Wandering around London's Tate Modern this week on a week off from work, I was really struck by a video installation by the Brazilian artist Rivane Neuenschwand and filmmaker Cao Guimaraes entitled Ash Wednesday/Epilogue. Basically it shows close-ups of ants picking up sugar-coated confetti which has been thrown on the forest floor. Ash Wednesday is apparently the day after Brazil's main Carnival parties.
I quite often wander into a video installation room and am back out again in seconds but this was really arresting and I sat and watched the whole thing. I just found a piece about the artist on Frieze.com which describes the 2006 film as an "absurd, mesmerizing, faintly magical depiction of epic achievement in miniature". The article goes on:
Work and artistic creation become interchangeable with celebration: the title alludes to carnival, and the sprightly soundtrack is a samba played with matchsticks on a table-top. The video opens with a single ant dragging a piece of gold confetti, then another ant with a blue one. We then see two struggling to get a grip on some confetti and another pair squabbling over their find. More and more ants, and bright circles, become visible, some pieces of confetti disperse on the ground and others are waved like flags as they are toted from place to place. The ants perform amazing feats – racing up steep cliffs while lugging confetti ten times their size. Eventually we see the insects’ destination – a crevice in the earth – and colourful disks disappearing into its shadows before a fade to black.

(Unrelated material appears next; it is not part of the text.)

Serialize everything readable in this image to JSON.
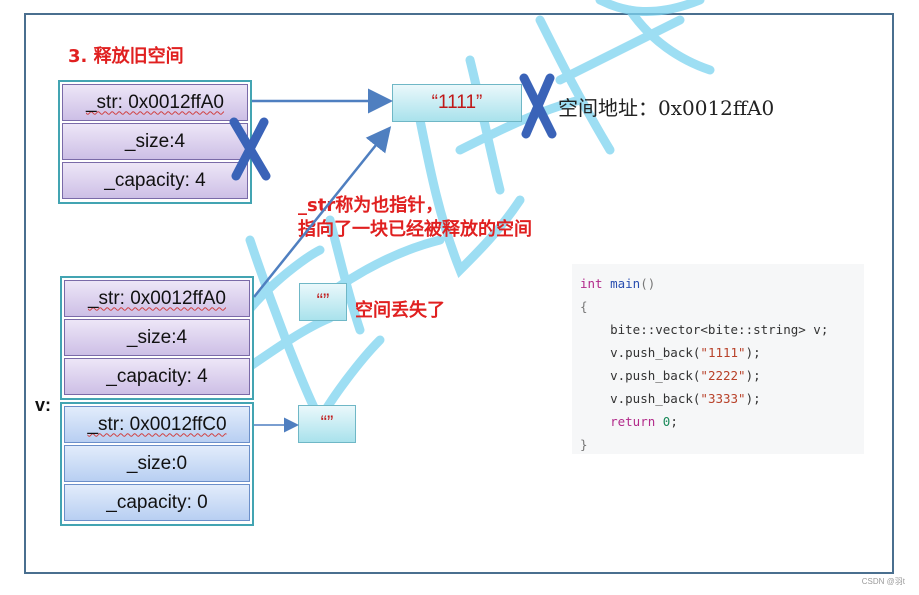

There is also an article in the Washington Post about the film and Neuenschwand explains that she used a "salami flavor -- and honey mixed with water" to attarct the ants. She goes on:
"There's a very important reference in literature here, in the book "Macunaíma" by Mário de Andrade, to leaf-cutter ants. One of his sentences is, "Lots of leaf-cutter ants, and little health, are the evils of Brazil." It’s a very famous quote in Brazilian culture.

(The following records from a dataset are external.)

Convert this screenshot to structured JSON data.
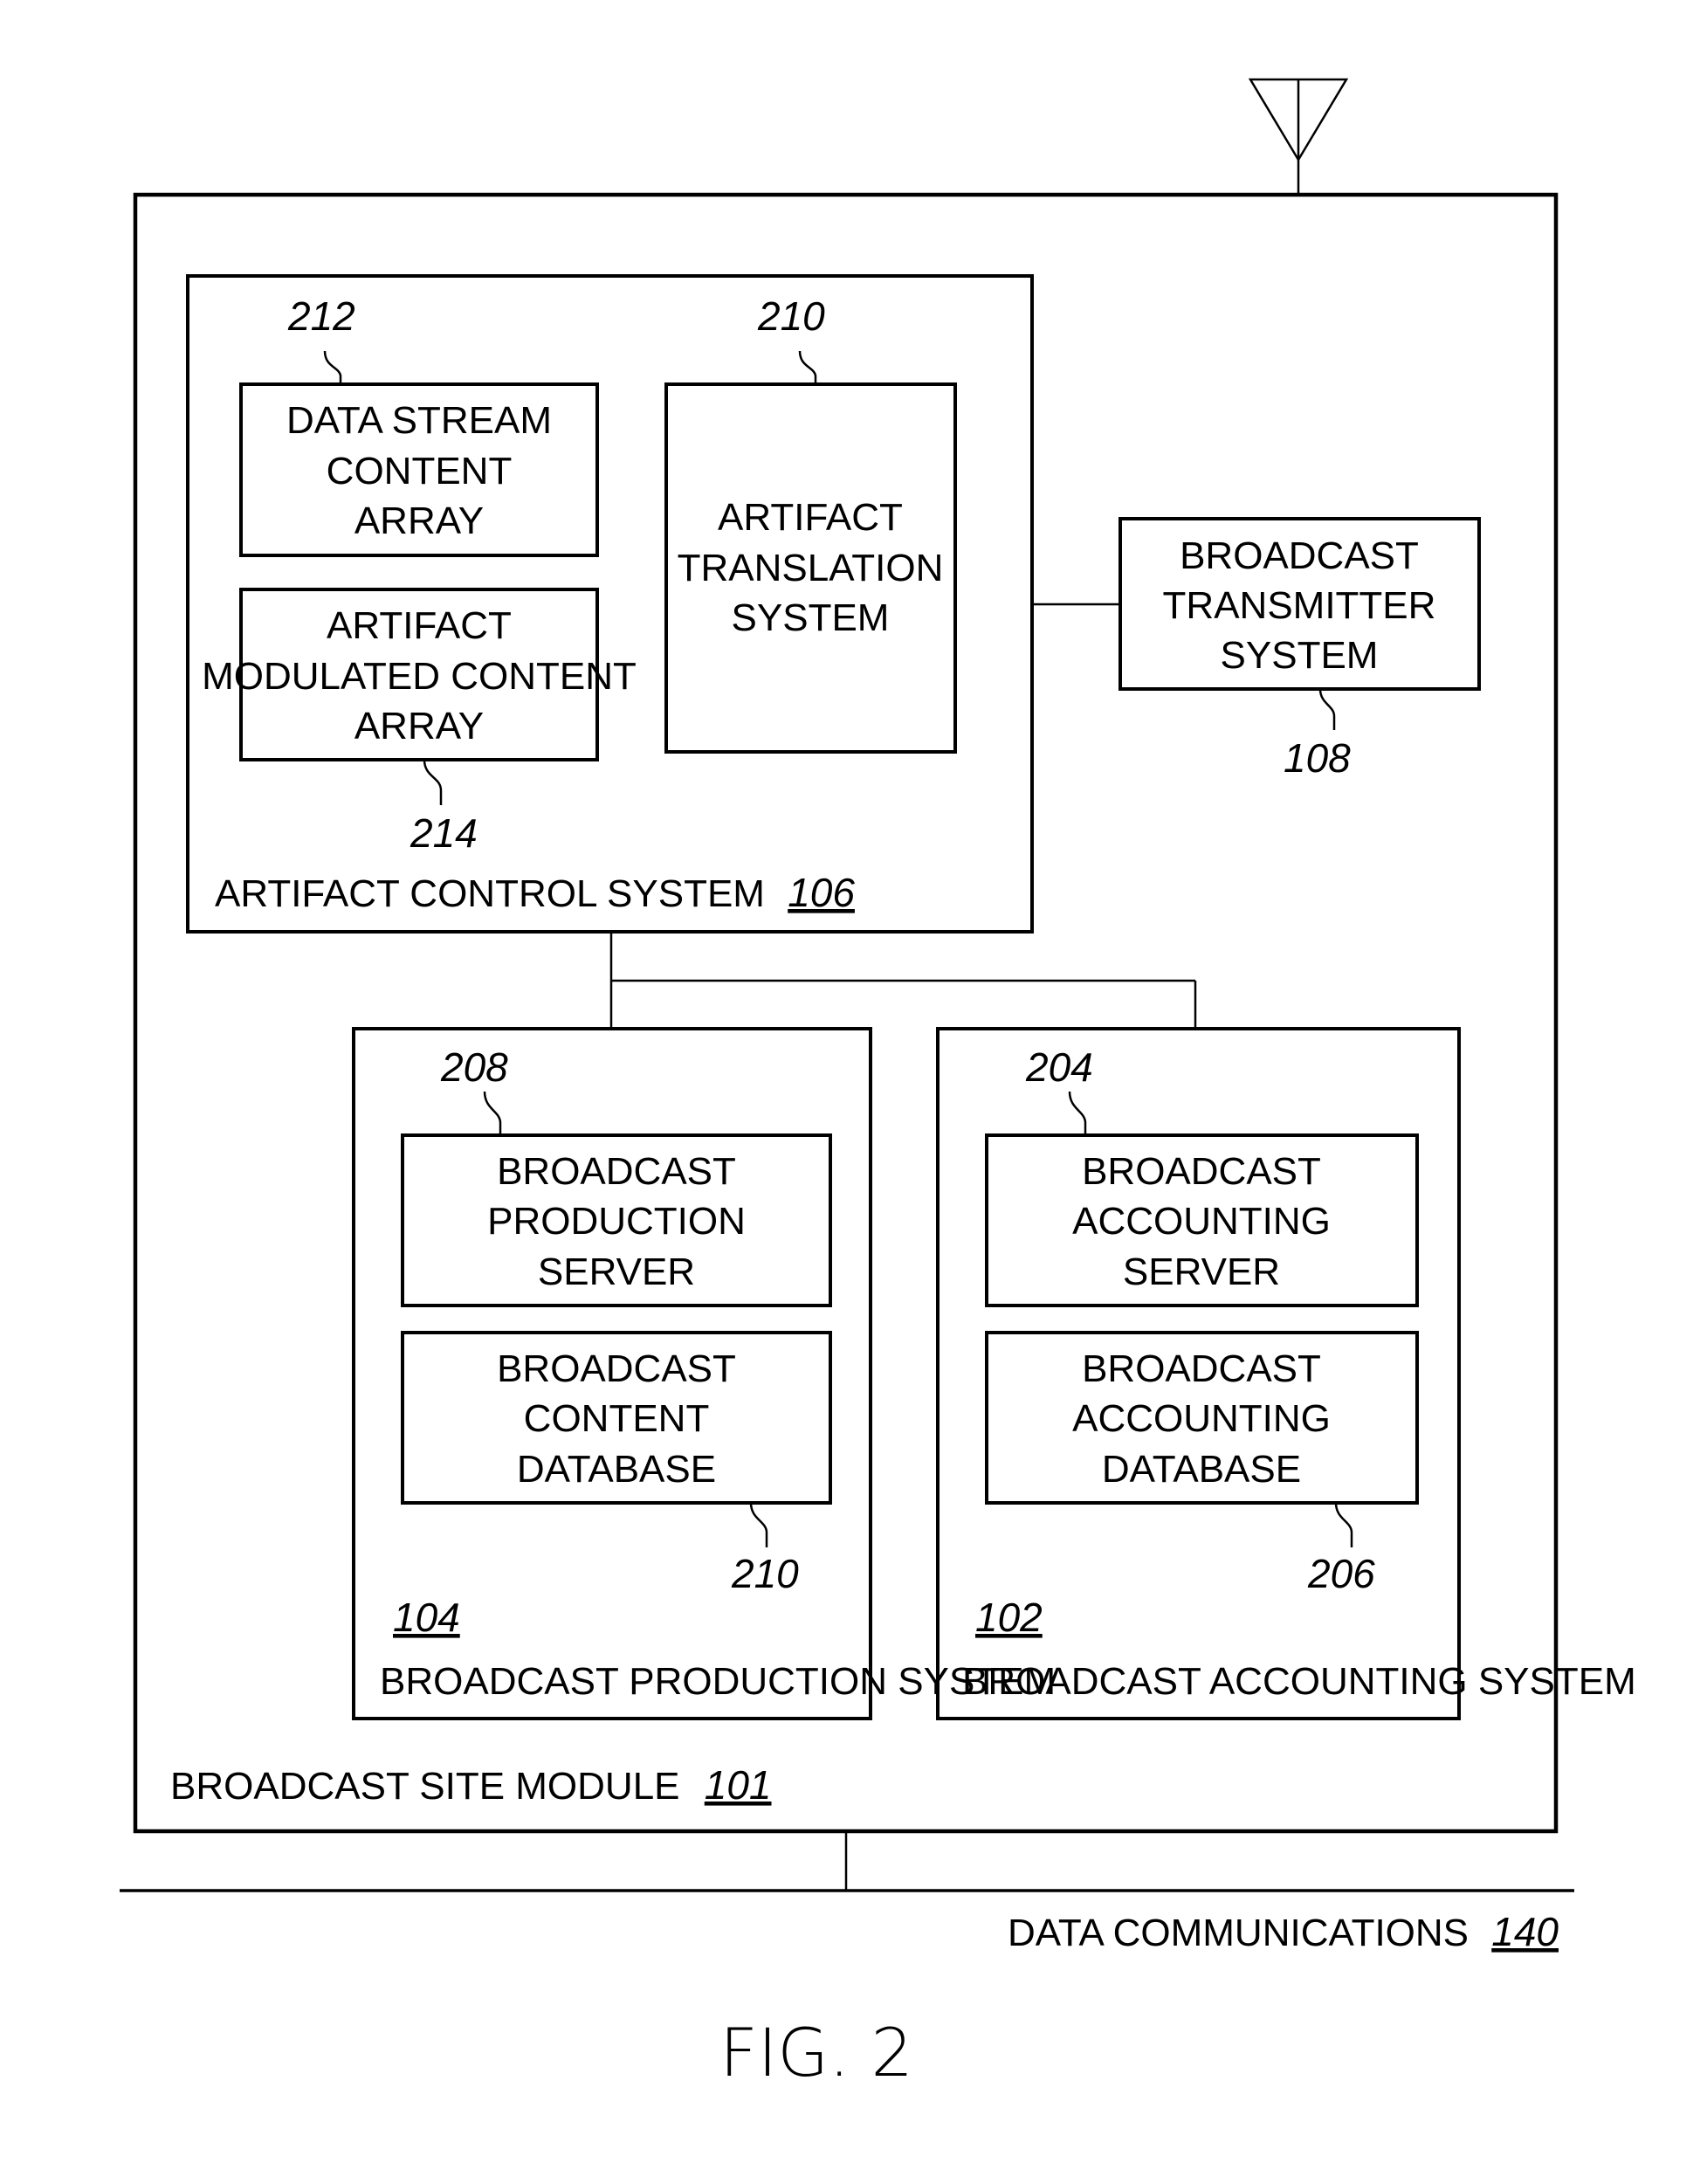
{
  "figure": {
    "caption": "FIG. 2",
    "broadcast_site_module": {
      "label": "BROADCAST SITE MODULE",
      "ref": "101"
    },
    "artifact_control_system": {
      "label": "ARTIFACT CONTROL SYSTEM",
      "ref": "106",
      "data_stream_content_array": {
        "lines": [
          "DATA STREAM",
          "CONTENT",
          "ARRAY"
        ],
        "ref": "212"
      },
      "artifact_modulated_content_array": {
        "lines": [
          "ARTIFACT",
          "MODULATED CONTENT",
          "ARRAY"
        ],
        "ref": "214"
      },
      "artifact_translation_system": {
        "lines": [
          "ARTIFACT",
          "TRANSLATION",
          "SYSTEM"
        ],
        "ref": "210"
      }
    },
    "broadcast_transmitter_system": {
      "lines": [
        "BROADCAST",
        "TRANSMITTER",
        "SYSTEM"
      ],
      "ref": "108"
    },
    "broadcast_production_system": {
      "label": "BROADCAST PRODUCTION SYSTEM",
      "ref": "104",
      "production_server": {
        "lines": [
          "BROADCAST",
          "PRODUCTION",
          "SERVER"
        ],
        "ref": "208"
      },
      "content_database": {
        "lines": [
          "BROADCAST",
          "CONTENT",
          "DATABASE"
        ],
        "ref": "210"
      }
    },
    "broadcast_accounting_system": {
      "label": "BROADCAST ACCOUNTING SYSTEM",
      "ref": "102",
      "accounting_server": {
        "lines": [
          "BROADCAST",
          "ACCOUNTING",
          "SERVER"
        ],
        "ref": "204"
      },
      "accounting_database": {
        "lines": [
          "BROADCAST",
          "ACCOUNTING",
          "DATABASE"
        ],
        "ref": "206"
      }
    },
    "data_communications": {
      "label": "DATA COMMUNICATIONS",
      "ref": "140"
    }
  }
}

In the United States or Europe, I think confetti is used for other events, too, but here it's mainly for Carnival. There's a sense that you have something colorful and playful like confetti, but in contraposition you have those ants working hard. The ants are kind of carrying the leftovers of a celebration. There's Carnival, and then afterward, the melancholic aspect of the last day of Carnival -- it's the sort of contradictory feelings that we have here in Brazil."
Less intellectually, it also made me think that it would be a great Sony Bravio advert. Watching it, you can almost imagine Jose Gonzalez singing.